Die goldene Brücke, auch Brückenspiel genannt, ist ein zweiteiliges Singspiel[2] für Kinder, das Elemente des Laufspiels, des Fangspiels und des Ziehkampfspiels miteinander vereint. Weitere Namen sind Die steinerne Brücke,[3] Die goldene Pforte, Das goldene Tor oder Engel und Teufel.[4] Bei den Pennsylvaniadeutschen (Pfälzern) war das Spiel als Die holländisch’ Brück’ bekannt.[5]

Varianten des möglicherweise im Mittelalter entstandenen Bewegungsspiels[6] sind im anglo-amerikanischen Raum unter den Namen The King and his Train (Der König und sein Gefolge), Oranges and Lemons und London Bridge verbreitet.[7]

Erster Teil:

Aus einer Gruppe von Kindern werden zwei durch Absprache, Auszählung oder Los erwählt.[1] Diese stellen sich einander gegenüber und bilden, indem sie die Hände ineinanderlegen und dieselben in Form eines Torbogens emporheben, eine Pforte. Beide Kinder werden jeweils bezeichnet mit Sonne und Mond (oder wahlweise Himmel und Hölle bzw. Engel und Teufel[1]). Die übrigen Spieler stellen sich hintereinander die Hände reichend bzw. mit den Händen die Kleidung oder die Schultern bzw. Hüfte[3] des voranstehenden Kindes haltend in einer Reihe auf und schreiten im Gänsemarsch singend durch die Pforte.[4]

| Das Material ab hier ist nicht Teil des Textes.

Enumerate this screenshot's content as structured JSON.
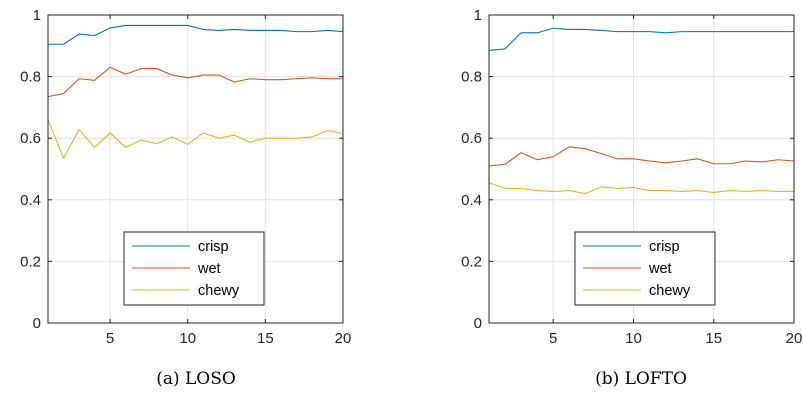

Während des Überquerens der Torbrücke lassen die den Torbogen darstellenden Kinder (Torwächter) die Arme beidseitig herabsinken (Fallgatter), wodurch ein Kind (z. B. das dritte oder das letzte[8]) aus der durchziehenden Reihe gefangen wird. Das so gefangene Kind muss sich nun für Sonne oder Mond entscheiden und hinter eine der beiden Torseiten Aufstellung nehmen. Die restlichen Kinder ziehen weiter. Der Marsch durch die Bogenpforte beginnt von neuem, bis alle Kinder in selber Weise gefangen sind, sich auf beide Torseiten verteilt und somit zwei gegnerische Parteien gebildet haben.[4]

Zweiter Teil:

In der Folge stehen Sonnenkinder und Mondenkinder sich in zwei Mannschaften gegenüber, wovon jeweils die eine Reihe durch Armziehen versucht, die Spieler der anderen, z. B. in Form eines Zwei- oder Gruppenkampfes, über eine vorgegebene Bodenmarkierung zu sich hinüberzuziehen. Die Mannschaft, die in der Finalrunde die meisten Spieler ergattert hat, ist Gewinner des Spiels.[9][4]

In einer alternativen Variante erfahren die Mitspieler erst am Ende, welche Seite Himmel und Hölle ist. Die Teufel müssen dann die Engel einfangen, die ebenfalls zu Teufeln werden.[10][1]

Spielreime (Auswahl)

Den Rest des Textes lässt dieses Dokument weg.